Смотрю на часы и топливомер. Время у нас весьма ограничено. Стараюсь экономить керосин, но он продолжает уходить. Настанет такой момент, что нам придётся уйти на землю по остатку топлива. Никакой команды так и не поступает.
— Сергей, ты не устал? — спросил Сагит.
— Нет. Тренируемся дальше.
— Топливо, — произнёс Байрамов.
Бросаю взгляд на приборы, продолжая выполнять очередной заход на палубу.
— Сергей, нам осталось работать здесь 15 минут. Потом нужно улетать.
— Понял. Ждём команду.
Корабль снова передо мной.
— На посадочном, 200, — доложил я.
— 088й, на палубе ветер слева под 5° до 10 м/с.
Такой информации раньше не давали.
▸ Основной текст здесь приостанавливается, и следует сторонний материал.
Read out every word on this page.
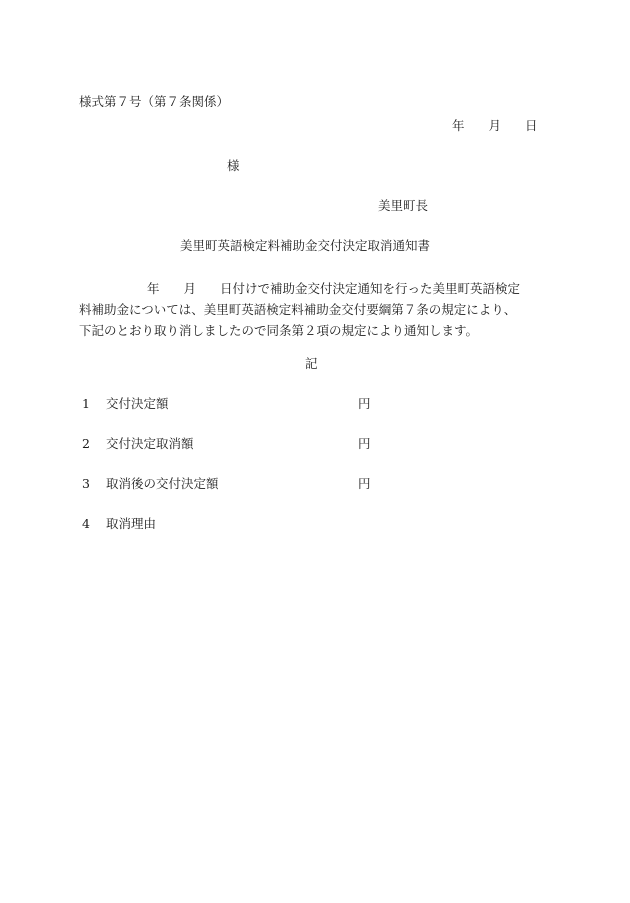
様式第７号（第７条関係）
年 月 日
様
美里町長
美里町英語検定料補助金交付決定取消通知書
年 月 日付けで補助金交付決定通知を行った美里町英語検定
料補助金については、美里町英語検定料補助金交付要綱第７条の規定により、
下記のとおり取り消しましたので同条第２項の規定により通知します。
記
1 交付決定額	円
2 交付決定取消額	円
3 取消後の交付決定額	円
4 取消理由
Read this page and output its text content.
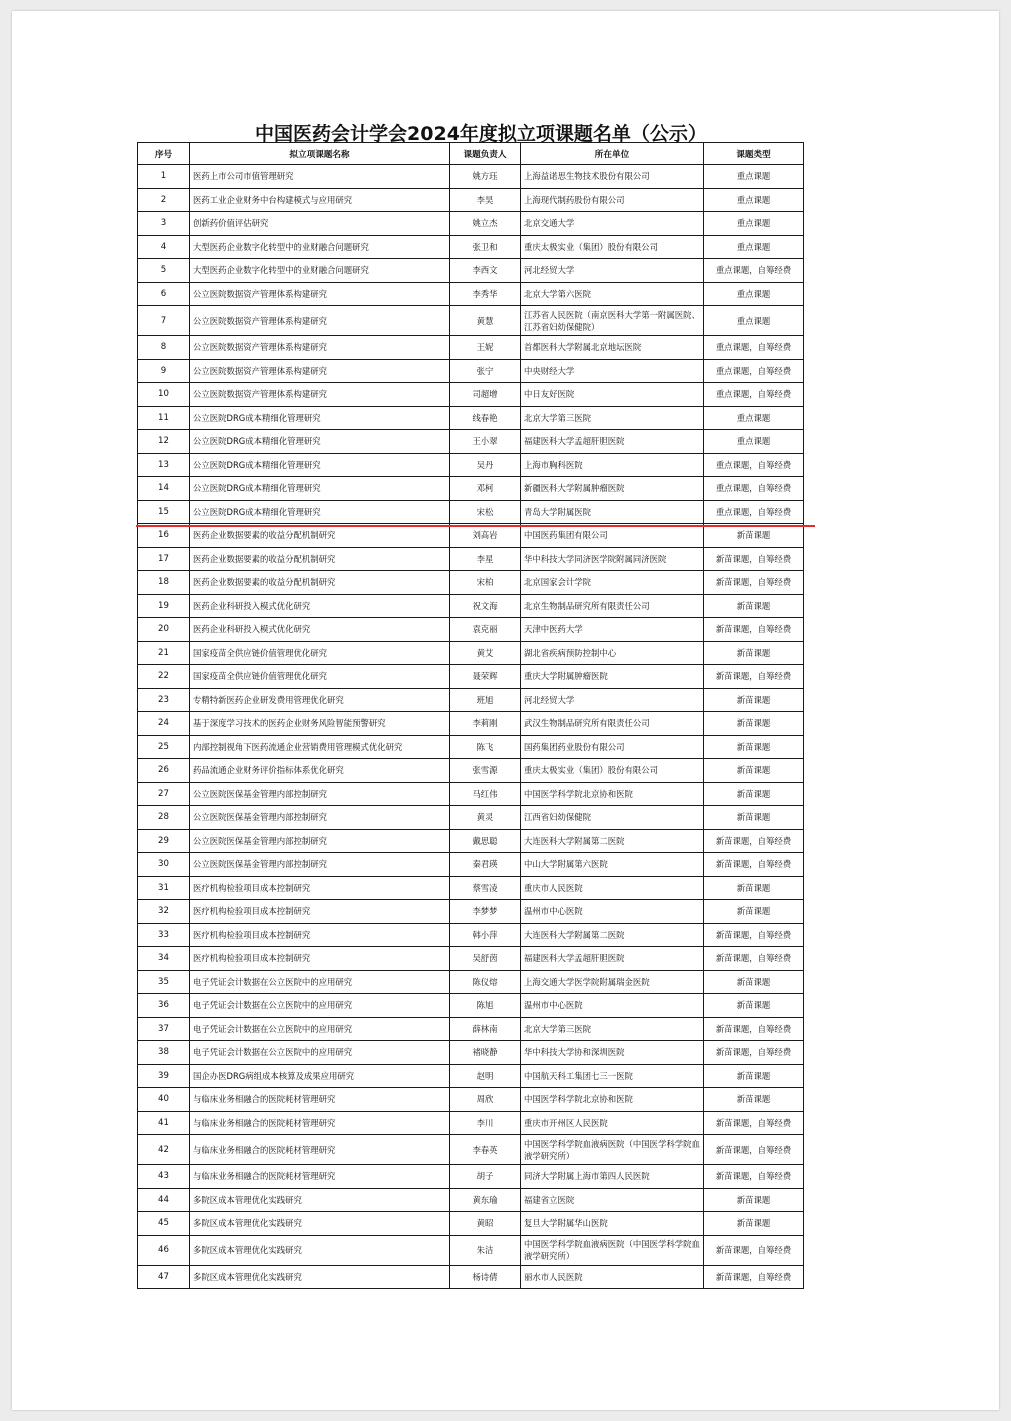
中国医药会计学会2024年度拟立项课题名单（公示）
序号	拟立项课题名称	课题负责人	所在单位	课题类型
1	医药上市公司市值管理研究	姚方珏	上海益诺思生物技术股份有限公司	重点课题
2	医药工业企业财务中台构建模式与应用研究	李昊	上海现代制药股份有限公司	重点课题
3	创新药价值评估研究	姚立杰	北京交通大学	重点课题
4	大型医药企业数字化转型中的业财融合问题研究	张卫和	重庆太极实业（集团）股份有限公司	重点课题
5	大型医药企业数字化转型中的业财融合问题研究	李西文	河北经贸大学	重点课题，自筹经费
6	公立医院数据资产管理体系构建研究	李秀华	北京大学第六医院	重点课题
7	公立医院数据资产管理体系构建研究	黄慧	江苏省人民医院（南京医科大学第一附属医院、江苏省妇幼保健院）	重点课题
8	公立医院数据资产管理体系构建研究	王妮	首都医科大学附属北京地坛医院	重点课题，自筹经费
9	公立医院数据资产管理体系构建研究	张宁	中央财经大学	重点课题，自筹经费
10	公立医院数据资产管理体系构建研究	司超增	中日友好医院	重点课题，自筹经费
11	公立医院DRG成本精细化管理研究	线春艳	北京大学第三医院	重点课题
12	公立医院DRG成本精细化管理研究	王小翠	福建医科大学孟超肝胆医院	重点课题
13	公立医院DRG成本精细化管理研究	吴丹	上海市胸科医院	重点课题，自筹经费
14	公立医院DRG成本精细化管理研究	邓柯	新疆医科大学附属肿瘤医院	重点课题，自筹经费
15	公立医院DRG成本精细化管理研究	宋松	青岛大学附属医院	重点课题，自筹经费
16	医药企业数据要素的收益分配机制研究	刘高岩	中国医药集团有限公司	新苗课题
17	医药企业数据要素的收益分配机制研究	李星	华中科技大学同济医学院附属同济医院	新苗课题，自筹经费
18	医药企业数据要素的收益分配机制研究	宋柏	北京国家会计学院	新苗课题，自筹经费
19	医药企业科研投入模式优化研究	祝文海	北京生物制品研究所有限责任公司	新苗课题
20	医药企业科研投入模式优化研究	袁克丽	天津中医药大学	新苗课题，自筹经费
21	国家疫苗全供应链价值管理优化研究	黄艾	湖北省疾病预防控制中心	新苗课题
22	国家疫苗全供应链价值管理优化研究	聂荣辉	重庆大学附属肿瘤医院	新苗课题，自筹经费
23	专精特新医药企业研发费用管理优化研究	班旭	河北经贸大学	新苗课题
24	基于深度学习技术的医药企业财务风险智能预警研究	李莉刚	武汉生物制品研究所有限责任公司	新苗课题
25	内部控制视角下医药流通企业营销费用管理模式优化研究	陈飞	国药集团药业股份有限公司	新苗课题
26	药品流通企业财务评价指标体系优化研究	张雪源	重庆太极实业（集团）股份有限公司	新苗课题
27	公立医院医保基金管理内部控制研究	马红伟	中国医学科学院北京协和医院	新苗课题
28	公立医院医保基金管理内部控制研究	黄灵	江西省妇幼保健院	新苗课题
29	公立医院医保基金管理内部控制研究	戴思聪	大连医科大学附属第二医院	新苗课题，自筹经费
30	公立医院医保基金管理内部控制研究	秦君瑛	中山大学附属第六医院	新苗课题，自筹经费
31	医疗机构检验项目成本控制研究	蔡雪凌	重庆市人民医院	新苗课题
32	医疗机构检验项目成本控制研究	李梦梦	温州市中心医院	新苗课题
33	医疗机构检验项目成本控制研究	韩小萍	大连医科大学附属第二医院	新苗课题，自筹经费
34	医疗机构检验项目成本控制研究	吴舒茵	福建医科大学孟超肝胆医院	新苗课题，自筹经费
35	电子凭证会计数据在公立医院中的应用研究	陈仪熔	上海交通大学医学院附属瑞金医院	新苗课题
36	电子凭证会计数据在公立医院中的应用研究	陈旭	温州市中心医院	新苗课题
37	电子凭证会计数据在公立医院中的应用研究	薛林南	北京大学第三医院	新苗课题，自筹经费
38	电子凭证会计数据在公立医院中的应用研究	褚晓静	华中科技大学协和深圳医院	新苗课题，自筹经费
39	国企办医DRG病组成本核算及成果应用研究	赵明	中国航天科工集团七三一医院	新苗课题
40	与临床业务相融合的医院耗材管理研究	周欣	中国医学科学院北京协和医院	新苗课题
41	与临床业务相融合的医院耗材管理研究	李川	重庆市开州区人民医院	新苗课题，自筹经费
42	与临床业务相融合的医院耗材管理研究	李春英	中国医学科学院血液病医院（中国医学科学院血液学研究所）	新苗课题，自筹经费
43	与临床业务相融合的医院耗材管理研究	胡子	同济大学附属上海市第四人民医院	新苗课题，自筹经费
44	多院区成本管理优化实践研究	黄东瑜	福建省立医院	新苗课题
45	多院区成本管理优化实践研究	黄昭	复旦大学附属华山医院	新苗课题
46	多院区成本管理优化实践研究	朱洁	中国医学科学院血液病医院（中国医学科学院血液学研究所）	新苗课题，自筹经费
47	多院区成本管理优化实践研究	杨诗倩	丽水市人民医院	新苗课题，自筹经费
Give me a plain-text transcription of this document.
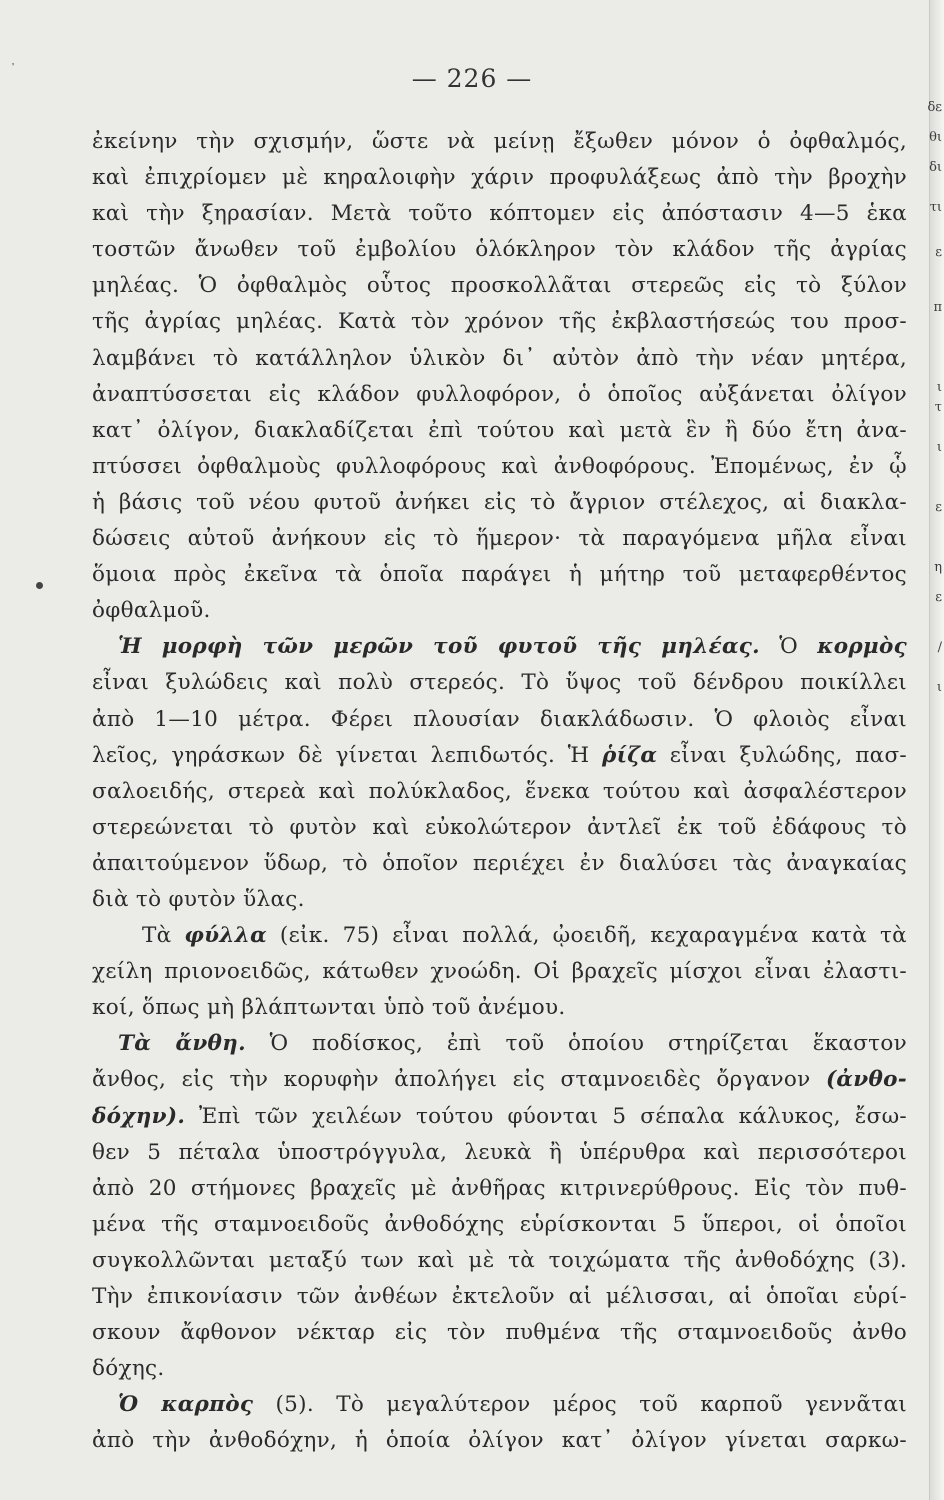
᾽	— 226 —
ἐκείνην τὴν σχισμήν, ὥστε νὰ μείνῃ ἔξωθεν μόνον ὁ ὀφθαλμός,
καὶ ἐπιχρίομεν μὲ κηραλοιφὴν χάριν προφυλάξεως ἀπὸ τὴν βροχὴν
καὶ τὴν ξηρασίαν. Μετὰ τοῦτο κόπτομεν εἰς ἀπόστασιν 4—5 ἑκα
τοστῶν ἄνωθεν τοῦ ἐμβολίου ὁλόκληρον τὸν κλάδον τῆς ἀγρίας
μηλέας. Ὁ ὀφθαλμὸς οὗτος προσκολλᾶται στερεῶς εἰς τὸ ξύλον
τῆς ἀγρίας μηλέας. Κατὰ τὸν χρόνον τῆς ἐκβλαστήσεώς του προσ-
λαμβάνει τὸ κατάλληλον ὑλικὸν δι᾽ αὐτὸν ἀπὸ τὴν νέαν μητέρα,
ἀναπτύσσεται εἰς κλάδον φυλλοφόρον, ὁ ὁποῖος αὐξάνεται ὀλίγον
κατ᾽ ὀλίγον, διακλαδίζεται ἐπὶ τούτου καὶ μετὰ ἓν ἢ δύο ἔτη ἀνα-
πτύσσει ὀφθαλμοὺς φυλλοφόρους καὶ ἀνθοφόρους. Ἐπομένως, ἐν ᾧ
ἡ βάσις τοῦ νέου φυτοῦ ἀνήκει εἰς τὸ ἄγριον στέλεχος, αἱ διακλα-
δώσεις αὐτοῦ ἀνήκουν εἰς τὸ ἥμερον· τὰ παραγόμενα μῆλα εἶναι
ὅμοια πρὸς ἐκεῖνα τὰ ὁποῖα παράγει ἡ μήτηρ τοῦ μεταφερθέντος
ὀφθαλμοῦ.
Ἡ μορφὴ τῶν μερῶν τοῦ φυτοῦ τῆς μηλέας. Ὁ κορμὸς
εἶναι ξυλώδεις καὶ πολὺ στερεός. Τὸ ὕψος τοῦ δένδρου ποικίλλει
ἀπὸ 1—10 μέτρα. Φέρει πλουσίαν διακλάδωσιν. Ὁ φλοιὸς εἶναι
λεῖος, γηράσκων δὲ γίνεται λεπιδωτός. Ἡ ῥίζα εἶναι ξυλώδης, πασ-
σαλοειδής, στερεὰ καὶ πολύκλαδος, ἕνεκα τούτου καὶ ἀσφαλέστερον
στερεώνεται τὸ φυτὸν καὶ εὐκολώτερον ἀντλεῖ ἐκ τοῦ ἐδάφους τὸ
ἀπαιτούμενον ὕδωρ, τὸ ὁποῖον περιέχει ἐν διαλύσει τὰς ἀναγκαίας
διὰ τὸ φυτὸν ὕλας.
Τὰ φύλλα (εἰκ. 75) εἶναι πολλά, ᾠοειδῆ, κεχαραγμένα κατὰ τὰ
χείλη πριονοειδῶς, κάτωθεν χνοώδη. Οἱ βραχεῖς μίσχοι εἶναι ἐλαστι-
κοί, ὅπως μὴ βλάπτωνται ὑπὸ τοῦ ἀνέμου.
Τὰ ἄνθη. Ὁ ποδίσκος, ἐπὶ τοῦ ὁποίου στηρίζεται ἕκαστον
ἄνθος, εἰς τὴν κορυφὴν ἀπολήγει εἰς σταμνοειδὲς ὄργανον (ἀνθο-
δόχην). Ἐπὶ τῶν χειλέων τούτου φύονται 5 σέπαλα κάλυκος, ἔσω-
θεν 5 πέταλα ὑποστρόγγυλα, λευκὰ ἢ ὑπέρυθρα καὶ περισσότεροι
ἀπὸ 20 στήμονες βραχεῖς μὲ ἀνθῆρας κιτρινερύθρους. Εἰς τὸν πυθ-
μένα τῆς σταμνοειδοῦς ἀνθοδόχης εὑρίσκονται 5 ὕπεροι, οἱ ὁποῖοι
συγκολλῶνται μεταξύ των καὶ μὲ τὰ τοιχώματα τῆς ἀνθοδόχης (3).
Τὴν ἐπικονίασιν τῶν ἀνθέων ἐκτελοῦν αἱ μέλισσαι, αἱ ὁποῖαι εὑρί-
σκουν ἄφθονον νέκταρ εἰς τὸν πυθμένα τῆς σταμνοειδοῦς ἀνθο
δόχης.
Ὁ καρπὸς (5). Τὸ μεγαλύτερον μέρος τοῦ καρποῦ γεννᾶται
ἀπὸ τὴν ἀνθοδόχην, ἡ ὁποία ὀλίγον κατ᾽ ὀλίγον γίνεται σαρκω-
δε
θι
δι
τι
ε
π
ι
τ
ι
ε
η
ε
/
ι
Возможно, нам разрешено пройти с касанием?
Скорость на приборе 250 км/ч и надо её гасить. Начинаю притормаживать, но с потерей 5 км/ч на глиссаде становиться держаться сложнее.
Ничего! Попотеем сейчас, а потом будет проще. Зато трос не порвётся.
— 088й, красный-зелёный, на курсе. Подходишь к зелёному, — информирует РВП.
Добавляю обороты. Визуально в зелёной зоне. Всё хорошо! Отклонением педалей удерживаюсь строго на осевой линии. Можно сесть, но команды нет.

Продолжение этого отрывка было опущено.